The King’s Grace
Grace Plantagenet is a bastard child of King Edward IV and, after his death, finds her way to the household of Edward’s wife, Elizabeth Woodville, to be incorporated into the family with all the good—and bad—that entails. How just plain Grace blossoms into the Lady Grace is a beautiful, often moving and extremely satisfying journey.
Rather than being treated as another royal by-blow, Grace is taken under her stepmother’s wing and is given the same benefits, advice and love that her other siblings receive. In return, Grace stands firm by Elizabeth Woodville until her end. She and her sisters, primarily Bess and Cecily, form a fast and unbreakable bond. But more even than her loyalty, Grace’s intuitiveness and “street smarts” stand her in remarkable stead, most especially with the overriding passion of her early life, John Plantagenet, Richard III’s bastard son by Kate Haute (see the author’s A Rose for a Crown) and, later, with the pretender, Perkin Warbeck.
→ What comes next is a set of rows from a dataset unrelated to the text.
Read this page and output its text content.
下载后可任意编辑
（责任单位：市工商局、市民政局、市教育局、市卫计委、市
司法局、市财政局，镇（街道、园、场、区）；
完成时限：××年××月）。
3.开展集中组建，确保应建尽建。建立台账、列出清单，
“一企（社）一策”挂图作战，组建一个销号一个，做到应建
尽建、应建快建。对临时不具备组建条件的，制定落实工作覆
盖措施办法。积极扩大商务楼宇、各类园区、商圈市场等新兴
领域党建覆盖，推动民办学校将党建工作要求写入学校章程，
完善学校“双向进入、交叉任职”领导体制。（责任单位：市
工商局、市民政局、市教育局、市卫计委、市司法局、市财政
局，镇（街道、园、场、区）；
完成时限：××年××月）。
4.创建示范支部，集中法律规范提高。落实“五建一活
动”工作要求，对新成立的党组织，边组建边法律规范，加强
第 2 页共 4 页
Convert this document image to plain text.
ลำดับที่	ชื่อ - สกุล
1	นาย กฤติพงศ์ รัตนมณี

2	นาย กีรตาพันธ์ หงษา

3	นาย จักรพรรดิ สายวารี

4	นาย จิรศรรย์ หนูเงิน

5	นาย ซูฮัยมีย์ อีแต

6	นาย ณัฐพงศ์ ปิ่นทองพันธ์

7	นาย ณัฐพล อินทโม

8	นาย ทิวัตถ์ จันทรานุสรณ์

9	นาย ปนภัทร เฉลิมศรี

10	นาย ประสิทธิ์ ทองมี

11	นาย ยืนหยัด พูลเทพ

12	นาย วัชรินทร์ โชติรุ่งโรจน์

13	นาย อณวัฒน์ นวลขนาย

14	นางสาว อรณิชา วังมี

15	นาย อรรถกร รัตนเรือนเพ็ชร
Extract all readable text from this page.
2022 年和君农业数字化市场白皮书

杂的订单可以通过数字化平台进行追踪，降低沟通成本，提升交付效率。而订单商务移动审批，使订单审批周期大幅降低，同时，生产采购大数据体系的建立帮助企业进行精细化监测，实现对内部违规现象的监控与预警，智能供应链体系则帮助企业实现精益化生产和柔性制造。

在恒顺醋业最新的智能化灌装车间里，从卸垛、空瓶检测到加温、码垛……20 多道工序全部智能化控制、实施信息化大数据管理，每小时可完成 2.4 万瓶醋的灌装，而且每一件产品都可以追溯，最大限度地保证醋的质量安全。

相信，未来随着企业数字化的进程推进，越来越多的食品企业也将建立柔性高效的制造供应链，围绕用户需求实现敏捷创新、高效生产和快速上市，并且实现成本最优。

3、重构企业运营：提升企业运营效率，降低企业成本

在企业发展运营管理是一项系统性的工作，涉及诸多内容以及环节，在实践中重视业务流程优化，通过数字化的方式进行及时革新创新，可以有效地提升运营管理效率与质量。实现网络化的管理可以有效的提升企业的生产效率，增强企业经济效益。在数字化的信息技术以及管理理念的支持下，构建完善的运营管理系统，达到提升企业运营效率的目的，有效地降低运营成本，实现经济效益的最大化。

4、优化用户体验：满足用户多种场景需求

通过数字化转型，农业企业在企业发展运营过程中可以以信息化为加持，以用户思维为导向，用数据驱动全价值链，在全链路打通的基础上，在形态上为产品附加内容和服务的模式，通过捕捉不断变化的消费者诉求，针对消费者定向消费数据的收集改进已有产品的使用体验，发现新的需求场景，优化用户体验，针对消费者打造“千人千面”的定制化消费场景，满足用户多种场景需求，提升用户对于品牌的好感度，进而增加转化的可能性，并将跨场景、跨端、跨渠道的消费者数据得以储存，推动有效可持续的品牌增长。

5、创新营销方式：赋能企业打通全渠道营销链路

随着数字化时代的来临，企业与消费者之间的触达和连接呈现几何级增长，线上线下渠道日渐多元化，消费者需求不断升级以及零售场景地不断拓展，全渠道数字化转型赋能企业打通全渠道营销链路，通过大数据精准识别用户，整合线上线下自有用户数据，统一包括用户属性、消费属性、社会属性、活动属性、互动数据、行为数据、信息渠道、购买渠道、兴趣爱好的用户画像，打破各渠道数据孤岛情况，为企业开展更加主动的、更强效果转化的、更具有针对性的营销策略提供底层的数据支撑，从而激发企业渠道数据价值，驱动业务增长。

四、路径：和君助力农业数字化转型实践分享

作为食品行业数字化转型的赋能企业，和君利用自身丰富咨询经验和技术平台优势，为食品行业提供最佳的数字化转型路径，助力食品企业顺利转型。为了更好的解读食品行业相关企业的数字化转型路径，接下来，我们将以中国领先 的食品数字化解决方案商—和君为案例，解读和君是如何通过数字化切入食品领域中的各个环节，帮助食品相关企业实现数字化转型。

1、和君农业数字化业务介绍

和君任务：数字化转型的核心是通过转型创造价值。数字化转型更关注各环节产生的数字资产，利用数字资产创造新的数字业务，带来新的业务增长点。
This expansive novel is, after all, particularly about Perkin, the story of whom is brilliantly interwoven with Grace’s own. Indeed, Grace is both the eyes and ears of the Tudor court and that of the surviving Yorkists, who hope to overthrow Henry VII.
I have read—and reviewed—all of Easter Smith’s novels, of which this is third. Although I have enjoyed each offering immensely, this one is the richest, most engrossing tapestry of royal life. Easter Smith has the ability to grab you, sweep you along with the story and make you fall in love with the characters. She has managed to take one fleeting historical reference to a Grace Plantagenet and spin a glorious tale based upon fact and pure imagination.
You know you have loved a book when you’re sad it ends. I cannot recommend it enough—and it is absolutely a wonderful winter read!